For that reason, they recommended that the SEC, OCC, FDIC and NCUA retain their current regulatory missions and roles, at least with respect to the examination of prudential risk, compliance and resolution of failed institutions. In their view, many of the perceived failures by these agencies to identify problems in the financial system in the past several years are attributable not to any inherent flaws in the structure of these agencies, but instead were the result of an insufficient commitment by former agency leaders to the regulatory missions of their agencies during this period. Simply put, examiners and attorneys were not given the resources and tools necessary to properly supervise the financial system or pursue enforcement matters because their leaders did not seem to believe that such supervision and enforcement were necessary or important.

With respect to systemic risk, the union representatives recognized the need to significantly improve regulators’ ability to identify and address systemic risks to the financial system. They suggested that the best available option to accomplish this would be to substantially broaden the scope and authority of the Federal Financial Institutions Examination Council (FFIEC). This was presented as a better alternative to recent suggestions involving increasing the responsibilities of the Federal Reserve Board, which could distract the Fed from its important role in establishing monetary policy. The FDIC, OCC, NCUA, OTS and the Federal Reserve are all current members of the FFIEC, which was established under FIRREA to prescribe uniform standards, principles and report forms for the federal examination of financial institutions by the member agencies. The union representatives recommended expanding the authority of the FFIEC to include the ability to conduct joint examinations to identify and address systemic risk, expanding the membership of the FFIEC to include the SEC and CFTC for systemic risk determinations, and providing permanent staff to assist the FFIEC in performing these important functions.

Specifically with respect to the SEC, the union representatives recommended expanding the authority of the agency over unregulated investment instruments and entities, including explicit statutory authority to regulate hedge fund advisers as investment advisers and to require hedge funds to disclose the contents of their portfolios, leverage amounts and counterparties.

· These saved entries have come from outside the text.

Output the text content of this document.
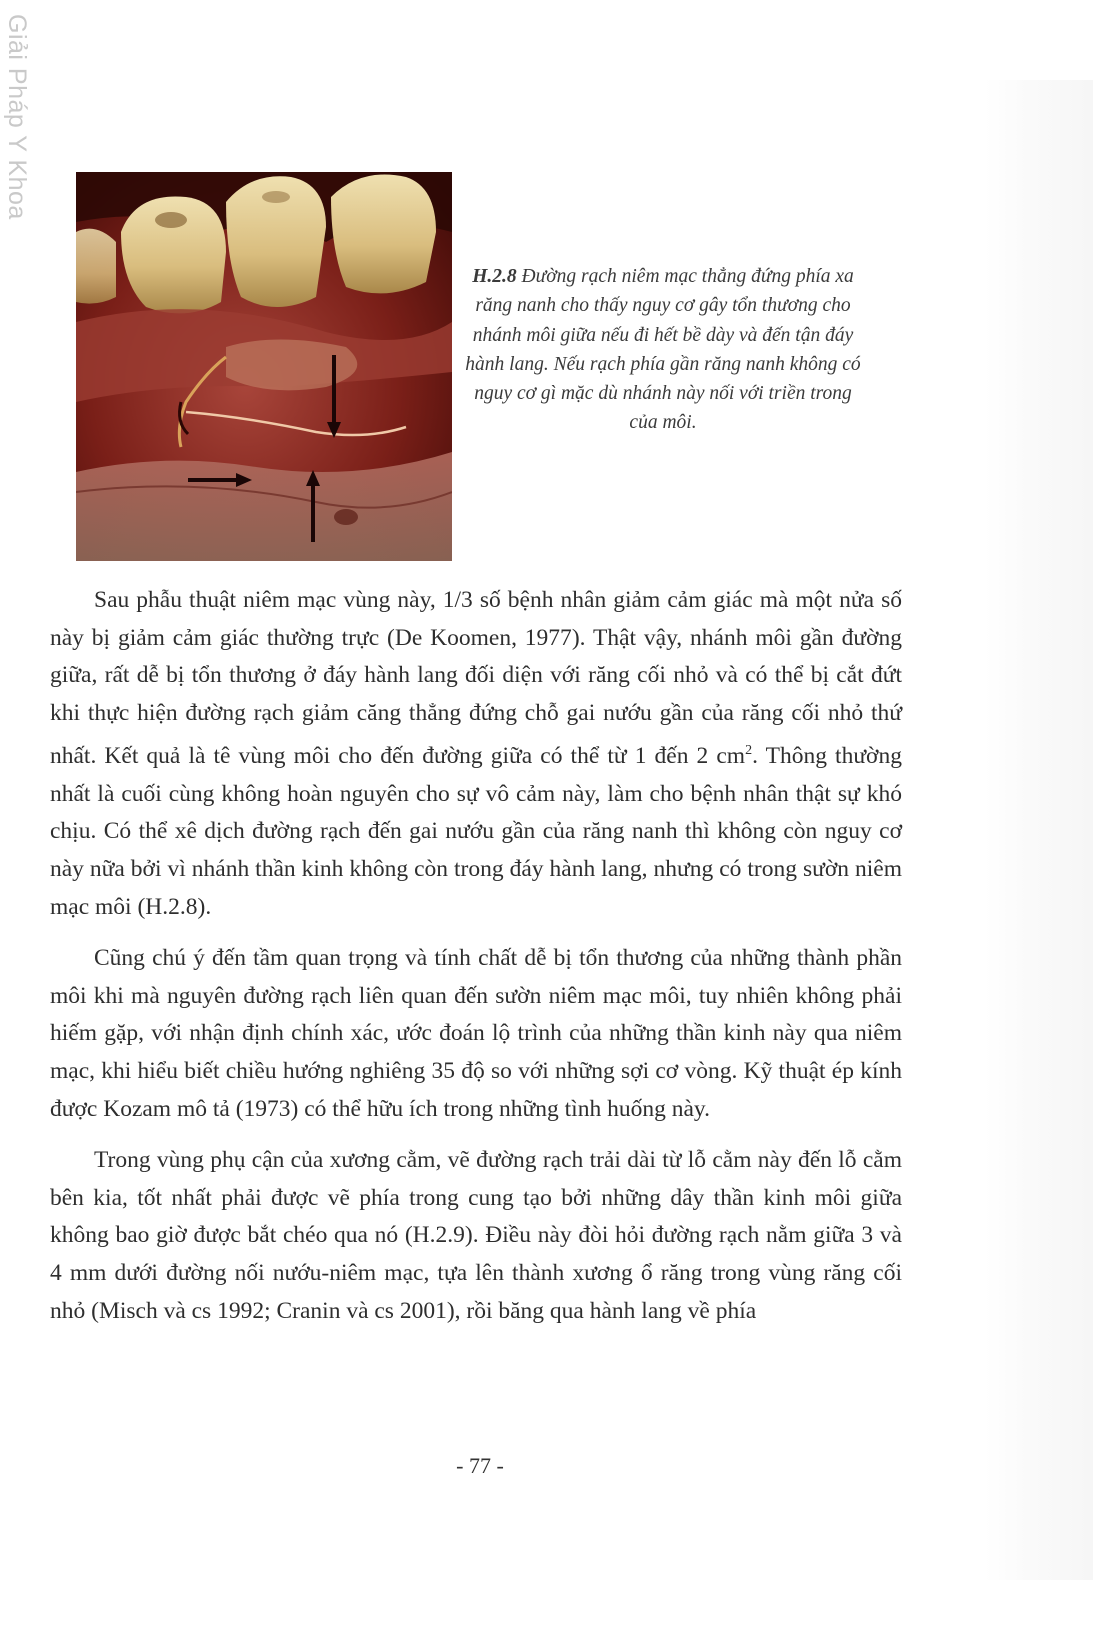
Giải Pháp Y Khoa
H.2.8 Đường rạch niêm mạc thẳng đứng phía xa răng nanh cho thấy nguy cơ gây tổn thương cho nhánh môi giữa nếu đi hết bề dày và đến tận đáy hành lang. Nếu rạch phía gần răng nanh không có nguy cơ gì mặc dù nhánh này nối với triền trong của môi.

Sau phẫu thuật niêm mạc vùng này, 1/3 số bệnh nhân giảm cảm giác mà một nửa số này bị giảm cảm giác thường trực (De Koomen, 1977). Thật vậy, nhánh môi gần đường giữa, rất dễ bị tổn thương ở đáy hành lang đối diện với răng cối nhỏ và có thể bị cắt đứt khi thực hiện đường rạch giảm căng thẳng đứng chỗ gai nướu gần của răng cối nhỏ thứ nhất. Kết quả là tê vùng môi cho đến đường giữa có thể từ 1 đến 2 $cm^2$. Thông thường nhất là cuối cùng không hoàn nguyên cho sự vô cảm này, làm cho bệnh nhân thật sự khó chịu. Có thể xê dịch đường rạch đến gai nướu gần của răng nanh thì không còn nguy cơ này nữa bởi vì nhánh thần kinh không còn trong đáy hành lang, nhưng có trong sườn niêm mạc môi (H.2.8).

Cũng chú ý đến tầm quan trọng và tính chất dễ bị tổn thương của những thành phần môi khi mà nguyên đường rạch liên quan đến sườn niêm mạc môi, tuy nhiên không phải hiếm gặp, với nhận định chính xác, ước đoán lộ trình của những thần kinh này qua niêm mạc, khi hiểu biết chiều hướng nghiêng 35 độ so với những sợi cơ vòng. Kỹ thuật ép kính được Kozam mô tả (1973) có thể hữu ích trong những tình huống này.

Trong vùng phụ cận của xương cằm, vẽ đường rạch trải dài từ lỗ cằm này đến lỗ cằm bên kia, tốt nhất phải được vẽ phía trong cung tạo bởi những dây thần kinh môi giữa không bao giờ được bắt chéo qua nó (H.2.9). Điều này đòi hỏi đường rạch nằm giữa 3 và 4 mm dưới đường nối nướu-niêm mạc, tựa lên thành xương ổ răng trong vùng răng cối nhỏ (Misch và cs 1992; Cranin và cs 2001), rồi băng qua hành lang về phía

- 77 -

They also recommended a self- funding mechanism for the SEC, which would ensure its independence in establishing its budgets and staffing needs from the fees and assessments that it collects. (Currently, those fees collected by the SEC go to the General Treasury, and the agency is then funded and staffed through annual appropriations). In addition, they also called for significant increases in SEC staff to advance its mission of conducting effective examinations and investigations. Finally, to the extent that the Congress decides to consolidate or merge the CFTC into SEC, they urged inclusion of provisions in any such legislation to protect the employment status of current SEC employees and the maintenance of their current compensation, benefits and collective bargaining rights.

NTEU is also providing these recommendations to other key players in Congress.

“I am extremely gratified that the existence of the union at the SEC has afforded frontline employees, acting in concert with employees from other financial regulatory agencies, to make their voice heard clearly in Congress at this critical time,” Chapter 293 President Greg Gilman recently noted. “We will continue to work collectively to advance the agenda of ensuring that the best possible financial regulatory structure emerges from the current debate. I want to thank the dues paying union members at the SEC, whose support of the union makes the union’s support of the SEC possible.”